In conventional motor-driven power steering systems a steering wheel is operatively connected through a steering shaft to a steering rack which is connected at its opposite ends with a pair of steerable road wheels. When the steering wheel is turned by an operator, the steerable road wheels are approximately steered in accordance with a steering force imparted to the steering wheel by the operator. On the other hand, the steering rack is operatively connected with a motor through a speed-reduction gear and an electromagnetic clutch. The driving force of the motor is transmitted through the speed-reduction gear and the electromagnetic clutch to the steering rack so as to assist the operator-induced steering motion of the steering wheel. The motor is electrically connected with a battery through a control unit and a key or ignition switch so that it is energized by the battery under the control of the control unit. The control unit is input with control signals from a steering torque sensor and a vehicle-speed sensor so as to appropriately control the operations of the motor and the electromagnetic clutch on the basis of the steering torque and the vehicle speed measured.
With the above-described conventional motor-driven power steering system, however, there is a problem that if the electromagnetic clutch is kept connected during the time when the motor fails or is mechanically restricted, the steering wheel also become arrested by the failed motor and cannot be moved or turned by the operator. To avoid this, it was proposed that the electromagnetic clutch is disconnected upon such a motor failure, for example when the steering torque sensor senses an extraordinarily large steering torque required for steering.

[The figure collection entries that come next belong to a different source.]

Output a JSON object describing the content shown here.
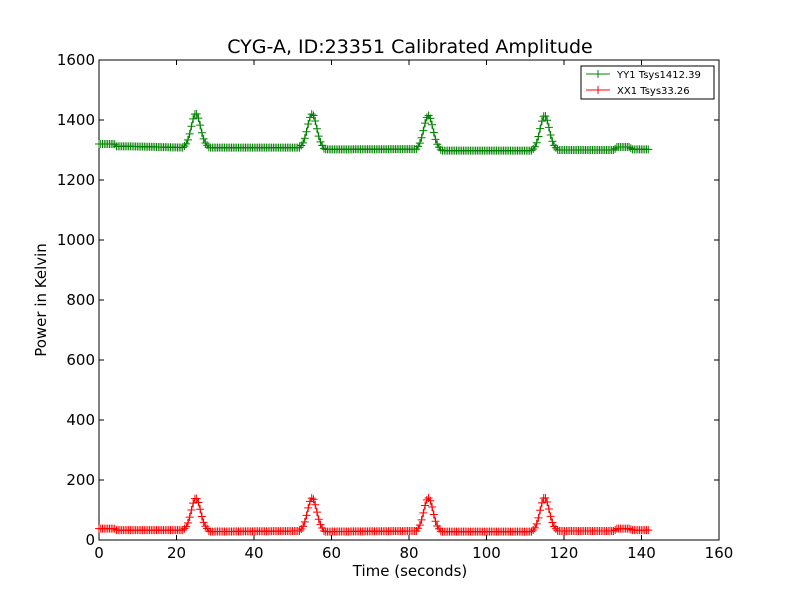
{
  "chart_data": {
    "type": "line",
    "title": "CYG-A, ID:23351 Calibrated Amplitude",
    "xlabel": "Time (seconds)",
    "ylabel": "Power in Kelvin",
    "xlim": [
      0,
      160
    ],
    "ylim": [
      0,
      1600
    ],
    "xticks": [
      0,
      20,
      40,
      60,
      80,
      100,
      120,
      140,
      160
    ],
    "yticks": [
      0,
      200,
      400,
      600,
      800,
      1000,
      1200,
      1400,
      1600
    ],
    "grid": false,
    "legend": "top-right",
    "marker": "+",
    "series": [
      {
        "name": "YY1 Tsys1412.39",
        "color": "#008000",
        "x": [
          0,
          4,
          4.5,
          8,
          8.5,
          22,
          25,
          28,
          28.5,
          52,
          55,
          58,
          58.5,
          82,
          85,
          88,
          88.5,
          112,
          115,
          118,
          118.5,
          133,
          133.5,
          137,
          137.5,
          142
        ],
        "y": [
          1320,
          1320,
          1312,
          1312,
          1312,
          1308,
          1422,
          1310,
          1308,
          1308,
          1420,
          1305,
          1302,
          1303,
          1415,
          1302,
          1298,
          1298,
          1415,
          1302,
          1300,
          1300,
          1310,
          1310,
          1302,
          1302
        ]
      },
      {
        "name": "XX1 Tsys33.26",
        "color": "#ff0000",
        "x": [
          0,
          4,
          4.5,
          8,
          8.5,
          22,
          25,
          28,
          28.5,
          52,
          55,
          58,
          58.5,
          82,
          85,
          88,
          88.5,
          112,
          115,
          118,
          118.5,
          133,
          133.5,
          137,
          137.5,
          142
        ],
        "y": [
          38,
          38,
          33,
          33,
          33,
          33,
          140,
          33,
          28,
          30,
          140,
          30,
          28,
          30,
          140,
          30,
          28,
          28,
          142,
          32,
          30,
          30,
          38,
          38,
          33,
          33
        ]
      }
    ]
  }
}
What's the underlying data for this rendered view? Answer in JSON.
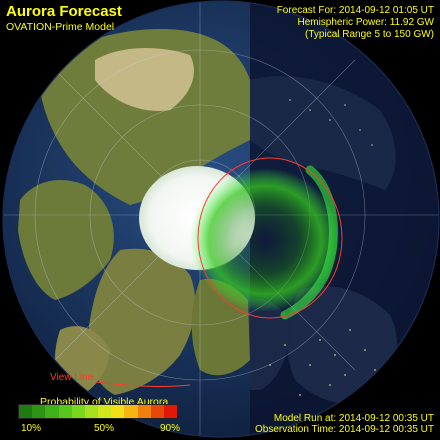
{
  "header": {
    "title": "Aurora Forecast",
    "subtitle": "OVATION-Prime Model"
  },
  "info": {
    "forecast_for": "Forecast For: 2014-09-12 01:05 UT",
    "hemispheric_power": "Hemispheric Power: 11.92 GW",
    "typical_range": "(Typical Range 5 to 150 GW)"
  },
  "footer": {
    "model_run": "Model Run at: 2014-09-12 00:35 UT",
    "observation_time": "Observation Time: 2014-09-12 00:35 UT"
  },
  "map": {
    "view_line_label": "View Line",
    "view_line_color": "#ff3b2f",
    "aurora_color": "#3cff3c"
  },
  "legend": {
    "title": "Probability of Visible Aurora",
    "ticks": [
      "10%",
      "50%",
      "90%"
    ],
    "colors": [
      "#1f7a13",
      "#2e9416",
      "#3fb01a",
      "#57c61d",
      "#7ad61f",
      "#a6e11f",
      "#cfe61d",
      "#f0df17",
      "#f5b512",
      "#f0800d",
      "#e8470a",
      "#e01808"
    ]
  }
}
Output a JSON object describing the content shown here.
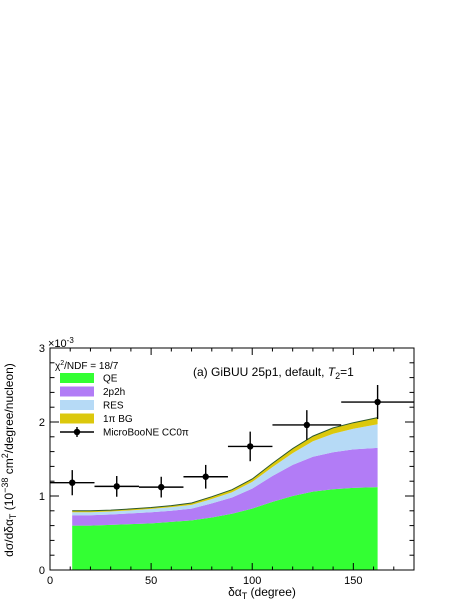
{
  "chart_data": {
    "type": "area",
    "title": "(a) GiBUU 25p1, default, T₂=1",
    "title_parts": {
      "prefix": "(a) GiBUU 25p1, default, ",
      "var": "T",
      "sub": "2",
      "suffix": "=1"
    },
    "chi2": {
      "prefix": "χ",
      "sup": "2",
      "suffix": "/NDF = 18/7"
    },
    "xlabel": {
      "main": "δα",
      "sub": "T",
      "suffix": " (degree)"
    },
    "ylabel": {
      "p1": "dσ/dδα",
      "sub": "T",
      "p2": " (10",
      "sup1": "−38",
      "p3": " cm",
      "sup2": "2",
      "p4": "/degree/nucleon)"
    },
    "exponent": {
      "base": "×10",
      "sup": "-3"
    },
    "xlim": [
      0,
      180
    ],
    "ylim": [
      0,
      3
    ],
    "xticks": [
      0,
      50,
      100,
      150
    ],
    "yticks": [
      0,
      1,
      2,
      3
    ],
    "grid": false,
    "legend_position": "top-left",
    "legend": [
      {
        "label": "QE",
        "color": "#33ff33",
        "kind": "box"
      },
      {
        "label": "2p2h",
        "color": "#b27cf6",
        "kind": "box"
      },
      {
        "label": "RES",
        "color": "#b6daf6",
        "kind": "box"
      },
      {
        "label": "1π BG",
        "color": "#dcc80c",
        "kind": "box"
      },
      {
        "label": "MicroBooNE CC0π",
        "color": "#000000",
        "kind": "marker"
      }
    ],
    "x": [
      11,
      20,
      30,
      40,
      50,
      60,
      70,
      80,
      90,
      100,
      110,
      120,
      130,
      140,
      150,
      162
    ],
    "series": [
      {
        "name": "QE",
        "color": "#33ff33",
        "values": [
          0.6,
          0.6,
          0.61,
          0.62,
          0.63,
          0.65,
          0.67,
          0.71,
          0.76,
          0.83,
          0.92,
          1.0,
          1.06,
          1.09,
          1.11,
          1.12
        ]
      },
      {
        "name": "2p2h",
        "color": "#b27cf6",
        "values": [
          0.14,
          0.14,
          0.14,
          0.145,
          0.15,
          0.15,
          0.16,
          0.19,
          0.22,
          0.27,
          0.35,
          0.42,
          0.47,
          0.5,
          0.52,
          0.53
        ]
      },
      {
        "name": "RES",
        "color": "#b6daf6",
        "values": [
          0.04,
          0.04,
          0.04,
          0.04,
          0.045,
          0.05,
          0.05,
          0.06,
          0.07,
          0.09,
          0.12,
          0.16,
          0.21,
          0.25,
          0.28,
          0.32
        ]
      },
      {
        "name": "1π BG",
        "color": "#dcc80c",
        "values": [
          0.02,
          0.02,
          0.02,
          0.02,
          0.02,
          0.02,
          0.025,
          0.03,
          0.035,
          0.04,
          0.05,
          0.06,
          0.07,
          0.08,
          0.08,
          0.09
        ]
      }
    ],
    "total_line_color": "#2e5a2e",
    "data_points": {
      "name": "MicroBooNE CC0π",
      "x": [
        11,
        33,
        55,
        77,
        99,
        127,
        162
      ],
      "y": [
        1.18,
        1.13,
        1.12,
        1.26,
        1.67,
        1.96,
        2.27
      ],
      "xerr": [
        11,
        11,
        11,
        11,
        11,
        17,
        18
      ],
      "yerr": [
        0.17,
        0.14,
        0.14,
        0.16,
        0.2,
        0.2,
        0.23
      ]
    }
  }
}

In this case, however, there arises another problem that the timing of disconnecting the electromagnetic clutch is unavoidably delayed, that is to say, it is difficult to disconnect the clutch immediately upon occurrence of such a motor failure since the clutch is kept connected until after the steering torque sensor senses an extraordinarily high steering torque. Thus, this solution is not so good for practical use. Further, it is necessary to make discrimination between an extraordinarily high torque required for steering resulting from mechanical restriction of the motor and that resulting from abutment of the steering wheel against a limit stop occurring when the steering wheel is fully turned to a righthand or lefthand limit position. To this end, a steering angle sensor is provided for sensing the steering angle of the front or steerable road wheels but even in this case, it is still difficult to precisely make such discrimination if an extraordinarily high steering torque is required when the steering wheel is located intermediate the righthand and lefthand limit positions. This will be caused, for example, when the front road wheels of the vehicle run onto a bump, a rock or a step on the road. In this case, it is erroneously judged that the high steering torque required, though due to large load on the front road wheels, would be caused by mechanical restriction resulting from a motor failure so that a failsafe mechanism is actuated to disconnect the electromagnetic clutch, thereby interrupting the assisting force from the motor.